Don't Americans live for instant gratification? Sure! Yesterday's tax nightmares are today's lost memories! Yippee!
So now we have a new show! Yippee 2.0! We're deciding who should succeed Mason based, apparently, on one quality: personality.
Taxpayers are commenting in public forums on Chip's most prominent quality — arguably, his civility. (Everyone calls him "Chip" because, heck, "Chip" is harder to equate with painful things such as high taxes than "William.")
Chip (a lawyer by trade) has even seemingly already anointed a successor in the name of (yup, lawyer) Ben Traverse in the same breath as his own resignation announcement.
No need for a debate or election, folks. We've already got a guy lined up: "Ben." Kinda like "Chip." Easy on the ears, no matter how out of control city spending might be.
Thank you, Brittany Nevins, for shining a light on how people from out of state are treated in Vermont [Feedback: "Flatlander Hypocrisy," December 1]. I am a fifth-generation Vermonter. That and $5 will get you a cup of coffee in Burlington.
For decades, Vermont has made sure that the tourism industry flourishes here; hence, people visiting from out of state spend their money, and some decide to stay. It would be nice if Vermont would work just as hard to have businesses come here, as well, so that people living here could make a livable wage and raise their families.
When people come here from other places, besides their money, they bring diversity, talent, different ways of looking at the same things, etc. What do they get in return? Lots of labels, anger and frustration. I'm not speaking for all Vermonters, but rather from what I've seen personally. Somehow people who grew up here seem cheated that they couldn't buy the big house on the hill or drive the new Land Rover. Really? If we are lucky enough to grow up as healthy adults, wherever that may be, we all have exposure, opportunities and the ability to make our own way in this world.

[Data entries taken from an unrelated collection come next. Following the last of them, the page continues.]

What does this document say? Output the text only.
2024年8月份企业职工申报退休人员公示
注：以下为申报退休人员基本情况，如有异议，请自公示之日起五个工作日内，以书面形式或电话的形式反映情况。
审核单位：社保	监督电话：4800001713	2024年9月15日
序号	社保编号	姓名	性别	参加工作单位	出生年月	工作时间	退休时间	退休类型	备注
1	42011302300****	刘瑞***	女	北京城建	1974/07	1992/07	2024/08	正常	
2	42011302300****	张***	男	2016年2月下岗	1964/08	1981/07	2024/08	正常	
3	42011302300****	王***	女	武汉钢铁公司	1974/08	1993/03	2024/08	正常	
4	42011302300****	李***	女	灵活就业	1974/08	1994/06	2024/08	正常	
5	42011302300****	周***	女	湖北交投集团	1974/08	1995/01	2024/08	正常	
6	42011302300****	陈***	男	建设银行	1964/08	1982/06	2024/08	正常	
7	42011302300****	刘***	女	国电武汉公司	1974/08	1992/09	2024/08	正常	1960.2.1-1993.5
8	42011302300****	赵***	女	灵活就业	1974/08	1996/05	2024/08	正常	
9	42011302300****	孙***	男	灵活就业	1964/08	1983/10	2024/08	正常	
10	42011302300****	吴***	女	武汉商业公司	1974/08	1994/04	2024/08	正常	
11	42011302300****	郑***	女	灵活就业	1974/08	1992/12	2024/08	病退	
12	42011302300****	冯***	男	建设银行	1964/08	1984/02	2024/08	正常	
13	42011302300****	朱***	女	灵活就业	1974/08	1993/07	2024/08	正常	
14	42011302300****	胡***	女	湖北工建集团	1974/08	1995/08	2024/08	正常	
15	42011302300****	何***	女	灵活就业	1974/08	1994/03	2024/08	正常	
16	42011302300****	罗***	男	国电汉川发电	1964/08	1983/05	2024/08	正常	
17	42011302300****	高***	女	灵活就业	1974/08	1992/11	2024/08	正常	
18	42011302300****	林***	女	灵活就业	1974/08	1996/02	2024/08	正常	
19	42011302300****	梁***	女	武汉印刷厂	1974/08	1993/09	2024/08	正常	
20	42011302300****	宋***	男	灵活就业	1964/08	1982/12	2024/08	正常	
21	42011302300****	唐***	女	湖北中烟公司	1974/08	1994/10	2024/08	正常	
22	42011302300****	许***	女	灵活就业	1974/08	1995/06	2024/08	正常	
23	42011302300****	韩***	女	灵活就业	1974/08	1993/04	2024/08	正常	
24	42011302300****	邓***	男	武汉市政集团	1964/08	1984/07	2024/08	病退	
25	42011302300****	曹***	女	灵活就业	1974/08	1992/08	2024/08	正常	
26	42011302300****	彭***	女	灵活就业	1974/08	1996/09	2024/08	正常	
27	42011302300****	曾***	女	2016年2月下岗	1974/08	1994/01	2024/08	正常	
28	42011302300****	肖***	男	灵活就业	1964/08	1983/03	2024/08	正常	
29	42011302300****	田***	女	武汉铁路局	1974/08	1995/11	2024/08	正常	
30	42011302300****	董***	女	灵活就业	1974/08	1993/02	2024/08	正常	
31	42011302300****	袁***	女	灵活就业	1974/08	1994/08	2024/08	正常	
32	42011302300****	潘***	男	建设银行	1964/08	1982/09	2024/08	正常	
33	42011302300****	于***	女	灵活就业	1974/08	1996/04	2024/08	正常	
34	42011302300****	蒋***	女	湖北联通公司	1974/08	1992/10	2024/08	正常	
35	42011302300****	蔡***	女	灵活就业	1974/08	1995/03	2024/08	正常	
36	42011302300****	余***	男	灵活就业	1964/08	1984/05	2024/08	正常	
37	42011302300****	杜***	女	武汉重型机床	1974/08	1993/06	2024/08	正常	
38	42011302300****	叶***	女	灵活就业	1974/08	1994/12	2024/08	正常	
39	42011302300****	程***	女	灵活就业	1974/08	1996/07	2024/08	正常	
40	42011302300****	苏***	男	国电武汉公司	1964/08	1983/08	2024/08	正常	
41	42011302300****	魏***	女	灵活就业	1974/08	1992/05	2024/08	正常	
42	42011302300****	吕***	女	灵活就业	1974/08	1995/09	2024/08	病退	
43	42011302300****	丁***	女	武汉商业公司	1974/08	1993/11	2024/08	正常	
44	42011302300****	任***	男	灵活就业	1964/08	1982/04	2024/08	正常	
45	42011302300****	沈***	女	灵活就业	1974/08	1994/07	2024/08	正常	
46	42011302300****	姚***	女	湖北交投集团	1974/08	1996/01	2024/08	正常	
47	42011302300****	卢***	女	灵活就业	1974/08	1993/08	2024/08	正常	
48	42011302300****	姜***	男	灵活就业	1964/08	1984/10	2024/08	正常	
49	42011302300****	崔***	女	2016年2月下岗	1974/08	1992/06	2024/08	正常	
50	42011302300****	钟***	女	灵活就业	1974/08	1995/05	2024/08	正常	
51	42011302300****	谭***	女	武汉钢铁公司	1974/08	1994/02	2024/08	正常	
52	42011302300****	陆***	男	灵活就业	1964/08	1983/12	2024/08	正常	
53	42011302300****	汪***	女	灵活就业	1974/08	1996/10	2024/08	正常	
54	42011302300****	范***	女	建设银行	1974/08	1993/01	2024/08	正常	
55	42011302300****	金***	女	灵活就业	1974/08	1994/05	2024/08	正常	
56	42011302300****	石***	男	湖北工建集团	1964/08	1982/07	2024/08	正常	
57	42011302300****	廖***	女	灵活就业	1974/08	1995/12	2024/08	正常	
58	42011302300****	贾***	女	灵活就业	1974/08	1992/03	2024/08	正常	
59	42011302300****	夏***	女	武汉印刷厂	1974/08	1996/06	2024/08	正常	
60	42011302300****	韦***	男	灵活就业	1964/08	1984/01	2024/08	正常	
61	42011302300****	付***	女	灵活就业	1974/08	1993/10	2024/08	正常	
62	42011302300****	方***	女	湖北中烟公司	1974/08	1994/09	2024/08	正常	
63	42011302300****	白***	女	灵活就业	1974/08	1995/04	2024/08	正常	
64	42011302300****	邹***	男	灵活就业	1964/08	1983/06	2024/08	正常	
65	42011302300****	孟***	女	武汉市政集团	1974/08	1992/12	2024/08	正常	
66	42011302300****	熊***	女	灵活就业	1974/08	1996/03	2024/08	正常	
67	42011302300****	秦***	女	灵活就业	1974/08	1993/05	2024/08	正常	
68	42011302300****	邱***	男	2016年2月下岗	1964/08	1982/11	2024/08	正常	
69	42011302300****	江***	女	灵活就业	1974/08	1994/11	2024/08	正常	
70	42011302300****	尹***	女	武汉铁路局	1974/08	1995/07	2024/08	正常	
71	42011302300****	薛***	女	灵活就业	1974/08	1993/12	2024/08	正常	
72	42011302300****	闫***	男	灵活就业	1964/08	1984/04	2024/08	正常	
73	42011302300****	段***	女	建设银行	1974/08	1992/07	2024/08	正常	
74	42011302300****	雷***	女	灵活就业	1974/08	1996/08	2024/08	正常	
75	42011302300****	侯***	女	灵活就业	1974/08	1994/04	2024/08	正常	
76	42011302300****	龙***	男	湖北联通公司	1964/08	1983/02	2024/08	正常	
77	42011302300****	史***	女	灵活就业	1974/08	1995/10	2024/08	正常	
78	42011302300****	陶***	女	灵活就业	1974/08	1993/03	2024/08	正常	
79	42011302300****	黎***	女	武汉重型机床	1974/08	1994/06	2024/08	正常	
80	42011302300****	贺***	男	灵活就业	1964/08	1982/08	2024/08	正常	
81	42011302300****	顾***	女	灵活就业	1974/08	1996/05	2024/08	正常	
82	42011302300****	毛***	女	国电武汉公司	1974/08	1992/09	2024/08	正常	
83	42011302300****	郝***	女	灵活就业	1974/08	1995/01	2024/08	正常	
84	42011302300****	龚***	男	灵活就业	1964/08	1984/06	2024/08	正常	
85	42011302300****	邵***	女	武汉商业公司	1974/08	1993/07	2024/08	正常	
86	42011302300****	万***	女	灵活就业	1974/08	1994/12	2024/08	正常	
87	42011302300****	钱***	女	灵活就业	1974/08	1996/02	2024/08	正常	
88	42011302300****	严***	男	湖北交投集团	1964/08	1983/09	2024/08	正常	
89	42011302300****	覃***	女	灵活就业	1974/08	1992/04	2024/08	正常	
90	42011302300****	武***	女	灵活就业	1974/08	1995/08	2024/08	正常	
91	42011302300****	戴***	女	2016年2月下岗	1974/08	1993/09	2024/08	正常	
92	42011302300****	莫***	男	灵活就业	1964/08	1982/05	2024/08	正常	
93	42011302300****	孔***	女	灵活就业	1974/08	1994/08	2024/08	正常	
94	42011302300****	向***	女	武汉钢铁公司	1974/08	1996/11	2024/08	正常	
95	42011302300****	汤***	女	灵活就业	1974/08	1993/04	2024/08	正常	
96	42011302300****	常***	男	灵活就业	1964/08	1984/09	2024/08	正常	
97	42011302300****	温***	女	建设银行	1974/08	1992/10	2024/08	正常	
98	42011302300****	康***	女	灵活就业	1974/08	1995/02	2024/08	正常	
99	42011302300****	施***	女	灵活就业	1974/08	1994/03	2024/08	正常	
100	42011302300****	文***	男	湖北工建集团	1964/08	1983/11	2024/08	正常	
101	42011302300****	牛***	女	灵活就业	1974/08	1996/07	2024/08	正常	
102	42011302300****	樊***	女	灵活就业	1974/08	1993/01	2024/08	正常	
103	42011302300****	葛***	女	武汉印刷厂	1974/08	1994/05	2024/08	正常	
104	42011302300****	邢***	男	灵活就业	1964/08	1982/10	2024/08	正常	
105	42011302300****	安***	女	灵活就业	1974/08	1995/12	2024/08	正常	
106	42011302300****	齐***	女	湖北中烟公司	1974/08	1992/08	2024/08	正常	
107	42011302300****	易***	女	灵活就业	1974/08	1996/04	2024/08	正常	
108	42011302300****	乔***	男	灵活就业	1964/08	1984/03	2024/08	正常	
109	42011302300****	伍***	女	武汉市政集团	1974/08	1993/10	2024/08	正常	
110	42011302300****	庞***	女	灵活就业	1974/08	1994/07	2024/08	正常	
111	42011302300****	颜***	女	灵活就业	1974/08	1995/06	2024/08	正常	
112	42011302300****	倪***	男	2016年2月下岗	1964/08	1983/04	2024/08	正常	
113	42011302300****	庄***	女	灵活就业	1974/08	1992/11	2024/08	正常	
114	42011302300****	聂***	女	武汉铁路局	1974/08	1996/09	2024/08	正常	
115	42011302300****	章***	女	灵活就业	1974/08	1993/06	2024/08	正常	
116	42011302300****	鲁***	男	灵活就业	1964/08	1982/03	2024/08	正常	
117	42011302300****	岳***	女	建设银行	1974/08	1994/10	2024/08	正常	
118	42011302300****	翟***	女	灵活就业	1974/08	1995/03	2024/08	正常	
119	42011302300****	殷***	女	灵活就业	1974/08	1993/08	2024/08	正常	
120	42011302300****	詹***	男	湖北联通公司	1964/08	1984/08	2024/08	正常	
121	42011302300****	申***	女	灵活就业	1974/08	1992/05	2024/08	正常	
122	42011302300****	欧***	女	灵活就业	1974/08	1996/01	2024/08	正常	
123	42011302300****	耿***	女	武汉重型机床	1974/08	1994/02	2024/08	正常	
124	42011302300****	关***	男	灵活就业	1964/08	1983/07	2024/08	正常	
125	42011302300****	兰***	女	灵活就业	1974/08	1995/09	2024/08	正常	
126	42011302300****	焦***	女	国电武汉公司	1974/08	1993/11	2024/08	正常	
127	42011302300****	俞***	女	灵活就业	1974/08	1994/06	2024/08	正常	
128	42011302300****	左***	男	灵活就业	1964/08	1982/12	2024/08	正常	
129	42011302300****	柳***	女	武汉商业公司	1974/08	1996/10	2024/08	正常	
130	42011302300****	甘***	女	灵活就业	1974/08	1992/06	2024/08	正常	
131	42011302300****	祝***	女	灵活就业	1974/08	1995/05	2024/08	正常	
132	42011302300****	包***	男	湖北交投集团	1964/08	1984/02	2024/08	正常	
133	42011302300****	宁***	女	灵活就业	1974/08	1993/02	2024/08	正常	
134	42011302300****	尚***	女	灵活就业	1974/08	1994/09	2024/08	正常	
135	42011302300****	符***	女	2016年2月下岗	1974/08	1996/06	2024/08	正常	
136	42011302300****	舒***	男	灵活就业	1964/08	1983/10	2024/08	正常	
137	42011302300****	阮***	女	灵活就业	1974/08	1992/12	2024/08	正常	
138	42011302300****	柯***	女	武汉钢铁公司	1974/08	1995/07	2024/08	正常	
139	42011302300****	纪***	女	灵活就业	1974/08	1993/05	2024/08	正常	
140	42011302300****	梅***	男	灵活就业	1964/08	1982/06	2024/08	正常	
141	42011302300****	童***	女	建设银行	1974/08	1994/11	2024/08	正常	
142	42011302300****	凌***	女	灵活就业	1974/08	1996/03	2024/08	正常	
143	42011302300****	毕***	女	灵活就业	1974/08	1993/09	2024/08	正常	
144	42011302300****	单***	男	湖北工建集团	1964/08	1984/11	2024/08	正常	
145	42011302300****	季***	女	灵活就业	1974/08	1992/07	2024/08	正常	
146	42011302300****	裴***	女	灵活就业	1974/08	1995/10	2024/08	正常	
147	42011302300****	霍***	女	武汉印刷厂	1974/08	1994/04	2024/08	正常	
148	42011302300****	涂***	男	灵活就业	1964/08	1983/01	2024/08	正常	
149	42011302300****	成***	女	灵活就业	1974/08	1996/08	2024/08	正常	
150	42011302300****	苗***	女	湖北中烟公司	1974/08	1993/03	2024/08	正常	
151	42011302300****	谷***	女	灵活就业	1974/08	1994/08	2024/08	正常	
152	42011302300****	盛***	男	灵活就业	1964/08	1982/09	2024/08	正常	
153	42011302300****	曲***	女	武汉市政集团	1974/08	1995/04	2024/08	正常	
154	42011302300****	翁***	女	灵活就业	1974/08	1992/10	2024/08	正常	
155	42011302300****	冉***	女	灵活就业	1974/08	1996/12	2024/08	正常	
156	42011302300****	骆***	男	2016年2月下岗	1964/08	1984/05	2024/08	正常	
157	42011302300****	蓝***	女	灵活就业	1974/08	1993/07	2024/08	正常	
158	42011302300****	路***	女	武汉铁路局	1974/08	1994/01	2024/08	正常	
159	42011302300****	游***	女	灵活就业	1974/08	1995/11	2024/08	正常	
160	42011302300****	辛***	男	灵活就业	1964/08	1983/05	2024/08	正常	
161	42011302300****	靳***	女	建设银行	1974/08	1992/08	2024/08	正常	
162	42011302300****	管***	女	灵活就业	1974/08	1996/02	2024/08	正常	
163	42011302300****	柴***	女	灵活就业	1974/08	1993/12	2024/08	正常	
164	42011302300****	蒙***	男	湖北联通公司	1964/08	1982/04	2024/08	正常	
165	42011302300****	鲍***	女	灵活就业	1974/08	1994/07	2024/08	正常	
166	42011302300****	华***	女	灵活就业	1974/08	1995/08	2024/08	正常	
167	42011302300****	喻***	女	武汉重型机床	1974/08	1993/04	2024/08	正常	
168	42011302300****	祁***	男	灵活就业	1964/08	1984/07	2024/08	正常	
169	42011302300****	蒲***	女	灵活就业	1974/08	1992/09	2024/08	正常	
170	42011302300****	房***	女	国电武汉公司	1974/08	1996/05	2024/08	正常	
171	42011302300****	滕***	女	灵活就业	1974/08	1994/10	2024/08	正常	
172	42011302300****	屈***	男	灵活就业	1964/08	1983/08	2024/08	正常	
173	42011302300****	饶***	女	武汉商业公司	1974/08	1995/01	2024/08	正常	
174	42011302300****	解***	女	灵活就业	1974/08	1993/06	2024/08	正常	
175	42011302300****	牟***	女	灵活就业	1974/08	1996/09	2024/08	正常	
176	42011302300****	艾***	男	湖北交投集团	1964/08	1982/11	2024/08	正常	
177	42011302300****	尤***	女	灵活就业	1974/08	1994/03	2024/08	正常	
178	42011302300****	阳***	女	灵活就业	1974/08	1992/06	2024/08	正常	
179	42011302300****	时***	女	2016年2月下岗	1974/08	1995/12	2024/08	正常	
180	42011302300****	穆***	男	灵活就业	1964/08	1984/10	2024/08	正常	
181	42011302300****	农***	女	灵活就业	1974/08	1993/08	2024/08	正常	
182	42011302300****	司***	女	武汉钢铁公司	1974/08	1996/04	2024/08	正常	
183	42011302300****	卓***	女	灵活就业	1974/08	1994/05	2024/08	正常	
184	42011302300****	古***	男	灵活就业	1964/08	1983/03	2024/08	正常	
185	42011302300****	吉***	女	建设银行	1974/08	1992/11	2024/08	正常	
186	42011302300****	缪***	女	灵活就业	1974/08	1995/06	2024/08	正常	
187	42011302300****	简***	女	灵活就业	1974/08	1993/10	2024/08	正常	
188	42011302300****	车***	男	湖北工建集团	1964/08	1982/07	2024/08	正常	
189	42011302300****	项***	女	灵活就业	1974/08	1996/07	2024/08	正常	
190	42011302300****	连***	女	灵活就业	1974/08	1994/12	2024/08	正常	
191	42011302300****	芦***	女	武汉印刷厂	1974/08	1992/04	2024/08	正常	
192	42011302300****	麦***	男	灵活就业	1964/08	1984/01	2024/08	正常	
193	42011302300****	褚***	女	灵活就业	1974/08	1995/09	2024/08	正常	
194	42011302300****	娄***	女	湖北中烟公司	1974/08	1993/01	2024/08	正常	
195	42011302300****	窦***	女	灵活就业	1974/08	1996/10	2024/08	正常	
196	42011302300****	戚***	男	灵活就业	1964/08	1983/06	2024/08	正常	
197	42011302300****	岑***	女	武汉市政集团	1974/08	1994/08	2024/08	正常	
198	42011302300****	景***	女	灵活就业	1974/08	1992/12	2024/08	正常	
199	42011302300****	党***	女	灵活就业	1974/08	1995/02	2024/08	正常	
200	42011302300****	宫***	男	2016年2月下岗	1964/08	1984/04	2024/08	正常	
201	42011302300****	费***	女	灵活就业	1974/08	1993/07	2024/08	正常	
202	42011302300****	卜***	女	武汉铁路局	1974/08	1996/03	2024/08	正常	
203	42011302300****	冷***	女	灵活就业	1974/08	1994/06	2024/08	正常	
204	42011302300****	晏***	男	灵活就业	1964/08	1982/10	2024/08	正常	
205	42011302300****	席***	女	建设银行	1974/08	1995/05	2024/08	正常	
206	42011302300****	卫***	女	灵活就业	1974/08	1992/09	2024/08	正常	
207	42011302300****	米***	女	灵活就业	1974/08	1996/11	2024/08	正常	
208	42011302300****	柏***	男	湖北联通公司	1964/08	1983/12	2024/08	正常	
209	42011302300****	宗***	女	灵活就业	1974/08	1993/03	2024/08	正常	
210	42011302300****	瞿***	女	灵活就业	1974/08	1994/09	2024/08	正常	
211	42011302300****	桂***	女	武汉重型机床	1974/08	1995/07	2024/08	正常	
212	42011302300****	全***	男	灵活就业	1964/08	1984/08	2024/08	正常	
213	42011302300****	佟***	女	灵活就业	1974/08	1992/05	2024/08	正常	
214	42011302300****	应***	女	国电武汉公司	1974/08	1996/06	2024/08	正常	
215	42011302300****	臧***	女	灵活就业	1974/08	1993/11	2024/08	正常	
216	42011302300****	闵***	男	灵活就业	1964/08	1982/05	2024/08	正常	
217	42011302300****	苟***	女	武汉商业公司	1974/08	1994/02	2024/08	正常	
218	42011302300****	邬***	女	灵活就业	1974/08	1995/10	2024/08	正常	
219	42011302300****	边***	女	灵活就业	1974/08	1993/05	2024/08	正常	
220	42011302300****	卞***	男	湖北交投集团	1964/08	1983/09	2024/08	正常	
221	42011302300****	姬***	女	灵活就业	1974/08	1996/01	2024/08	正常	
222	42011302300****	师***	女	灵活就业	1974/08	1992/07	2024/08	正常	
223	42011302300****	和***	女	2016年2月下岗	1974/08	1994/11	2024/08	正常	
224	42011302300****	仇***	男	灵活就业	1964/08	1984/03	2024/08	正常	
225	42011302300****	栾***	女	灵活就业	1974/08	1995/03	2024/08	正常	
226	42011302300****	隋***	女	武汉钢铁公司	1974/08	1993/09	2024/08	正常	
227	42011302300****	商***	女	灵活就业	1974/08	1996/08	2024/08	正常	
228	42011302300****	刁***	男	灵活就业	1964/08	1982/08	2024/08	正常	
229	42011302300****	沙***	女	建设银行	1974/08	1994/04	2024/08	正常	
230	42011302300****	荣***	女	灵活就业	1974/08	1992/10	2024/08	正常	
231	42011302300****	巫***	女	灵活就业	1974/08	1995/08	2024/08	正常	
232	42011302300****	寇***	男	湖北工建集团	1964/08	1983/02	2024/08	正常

No, there is no stupid question about winter, and Vermont mountains are insignificant compared to other mountains in this world. I am embarrassed by the way some Vermonters treat people from other places but also sad that some Vermonters seem to think their way of life is threatened.
Again, as adults, aren't we free to make our own life decisions?
Thanks for the article about Memorial Auditorium ["Memorial Days," December 1]. I have many fond memories of it, including attending some great classes in the upstairs lobby area, but my favorite is of attending a concert by Afropop giant King Sunny Adé in the late 1980s, shortly after I moved to Vermont. Although the boomy acoustics were not the greatest, Memorial's flat, open gym floor made it the best venue for danceable music. Much as I love the Flynn, trying to dance in the aisles in a hall with sloping floors and bolted-down seats has never been quite the same.
I couldn't help but notice the beautiful curved brick wall in the feature photo, while in the historical photo, it has a regular old right-angle corner. I was sorry not to see any mention of this in the article. I'd be curious to know the story behind that change.
Editor's note: Photographer Luke Awtry shot the December 1 cover photo of Memorial Auditorium. It is a five-shot panorama; Awtry stood in one place, rotated 180 degrees and stitched together the photos. This gives the image the curved look that a fish-eye camera lens would produce, although the auditorium itself is not curved.